Keza, Gelir İdaresi Başkanlığı, KDV beyannamelerinin şeklini değiştirmiş ve bu durumu İnternet Vergi Dairesi’nde 03.02.2015 tarihinde yayımladığı bir “Duyuru” ile duyurmuştu.

Yapılan değişiklikle; Beyannamenin ihraç kayıtlı teslimlerin beyan edildiği tablosuna bir satır eklenerek “DİİB kapsamında temin edilen girdiler nedeniyle ödenmeyen KDV tutarı”nın beyannamede gösterilmesi sağlanmıştı.

Yapılan bu düzenlemelere göre; dönem ihraç kayıtlı teslim bedeli üzerinden hesaplanan ancak tahsil edilmeyen KDV tutarından düşülen bu tutar, aynı dönem “Devreden KDV” tutarına eklenmektedir. Böylece söz konusu tutar, ihracatın gerçekleşmesi beklenilmeden (DİİB kapsamında teslimin yapıldığı dönemde) devir KDV yoluyla tekrar indirimlere alınmış olmaktadır.

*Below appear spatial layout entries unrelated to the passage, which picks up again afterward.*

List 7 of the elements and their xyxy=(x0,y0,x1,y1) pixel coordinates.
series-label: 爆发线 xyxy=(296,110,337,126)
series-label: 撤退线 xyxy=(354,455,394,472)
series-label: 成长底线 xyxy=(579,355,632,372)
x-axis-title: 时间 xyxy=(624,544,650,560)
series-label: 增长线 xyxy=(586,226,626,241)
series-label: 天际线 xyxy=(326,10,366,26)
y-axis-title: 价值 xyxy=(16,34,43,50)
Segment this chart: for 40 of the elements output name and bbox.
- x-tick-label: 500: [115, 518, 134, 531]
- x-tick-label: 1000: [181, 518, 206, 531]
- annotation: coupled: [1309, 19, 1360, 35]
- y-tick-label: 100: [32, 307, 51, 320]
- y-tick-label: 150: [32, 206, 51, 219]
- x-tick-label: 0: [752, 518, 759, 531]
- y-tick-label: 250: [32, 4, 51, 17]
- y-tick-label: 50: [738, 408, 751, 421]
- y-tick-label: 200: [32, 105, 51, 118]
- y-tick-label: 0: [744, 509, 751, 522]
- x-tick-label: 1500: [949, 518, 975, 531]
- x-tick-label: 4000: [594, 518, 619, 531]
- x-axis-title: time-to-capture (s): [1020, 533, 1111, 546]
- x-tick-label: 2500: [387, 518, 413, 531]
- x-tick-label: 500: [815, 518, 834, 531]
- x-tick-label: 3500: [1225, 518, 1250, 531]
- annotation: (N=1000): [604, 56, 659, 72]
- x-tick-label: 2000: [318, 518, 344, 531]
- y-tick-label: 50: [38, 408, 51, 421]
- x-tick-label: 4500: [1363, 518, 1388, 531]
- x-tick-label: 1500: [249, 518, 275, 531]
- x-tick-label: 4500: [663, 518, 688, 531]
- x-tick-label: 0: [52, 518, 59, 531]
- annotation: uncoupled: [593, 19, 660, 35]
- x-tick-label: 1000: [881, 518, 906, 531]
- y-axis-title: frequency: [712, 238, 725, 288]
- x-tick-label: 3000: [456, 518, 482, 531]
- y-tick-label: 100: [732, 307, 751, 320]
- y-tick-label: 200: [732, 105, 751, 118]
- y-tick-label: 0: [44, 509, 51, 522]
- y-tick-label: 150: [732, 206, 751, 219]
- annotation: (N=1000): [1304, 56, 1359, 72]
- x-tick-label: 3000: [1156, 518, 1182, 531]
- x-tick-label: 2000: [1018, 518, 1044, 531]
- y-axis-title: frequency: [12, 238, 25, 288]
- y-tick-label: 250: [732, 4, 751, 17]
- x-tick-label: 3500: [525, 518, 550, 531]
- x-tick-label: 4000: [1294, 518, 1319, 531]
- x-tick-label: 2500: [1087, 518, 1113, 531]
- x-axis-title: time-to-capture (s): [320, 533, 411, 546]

DİİB kapsamında temin edilen girdilerle üretilen malların aracı ihracatçılara ihraç edilmek üzere KDV’li teslimi ve iadedeki sınırın kaldırılması

Yukarıda açıklanan düzenleme ile söz konusu tutar devreden KDV içine alınarak indirilebilir KDV haline gelmiş olsa da iade edilecek KDV tutarındaki bu sınırlama, uygulamada farklı yollara gidilmesine neden olmuş ve DİİB kapsamında temin edilen girdilerle üretilen malların aracı ihracatçılara ihraç edilmek üzere KDV’li teslimi yapılıp, ihracatçılar tarafından yüklenilen bu vergilerin iadesinin talep edilme yoluna gidilmiştir.

Bunun üzerine, 4 Ekim 2016 tarihli Resmi Gazete’de yayımlanan 7 seri numaralı “KDV Genel Uygulama Tebliği’nde Değişiklik Yapılmasına Dair Tebliğ” ile DİİB kapsamında temin edilen girdilerle üretilen malların aracı ihracatçılara ihraç edilmek üzere “KDV’li tesliminin mümkün olmadığı”; böyle bir işlem olsa bile “ihracatçılar tarafından yüklenilen vergilerin kendilerine iade edilmeyeceği” ifade edilmiştir.

Ancak, 13 Aralık 2016 tarihli Resmi Gazete’de yayımlanan 8 seri numaralı Tebliğ ile KDV Genel Uygulama Tebliği’nin IV/A-1.5. bölümünün birinci paragrafının son cümlesindeki “ihracatçılara” ibaresinden sonra gelmek üzere “(dış ticaret sermaye şirketleri ile sektörel dış ticaret şirketleri hariç)” ibaresi eklenerek, dış ticaret sermaye şirketi ve sektörel dış ticaret şirketi statüsündeki aracı ihracatçılar 7 seri numaralı Tebliğ ile getirilen yukarıda belirttiğimiz uygulamanın dışında tutulmuşlardır. Başka bir deyişle; DİİB kapsamında temin edilen girdilerle üretilen malların ihraç edilmek üzere dış ticaret sermaye şirketleri ile sektörel dış ticaret şirketlerine KDV’li teslimlerine izin verilmiştir. Dolayısıyla, eğer KDV’li teslim yapılan aracı ihracatçı, dış ticaret sermaye şirketi veya sektörel dış ticaret şirketi statüsünde değil ise ihracatçının yüklenmiş olduğu vergi iade edilmezken, aracı ihracatçının, dış ticaret sermaye şirketi veya sektörel dış ticaret şirketi statüsünde olması durumunda ise yüklenilen vergiler iade edilebilir hale getirlmiştir.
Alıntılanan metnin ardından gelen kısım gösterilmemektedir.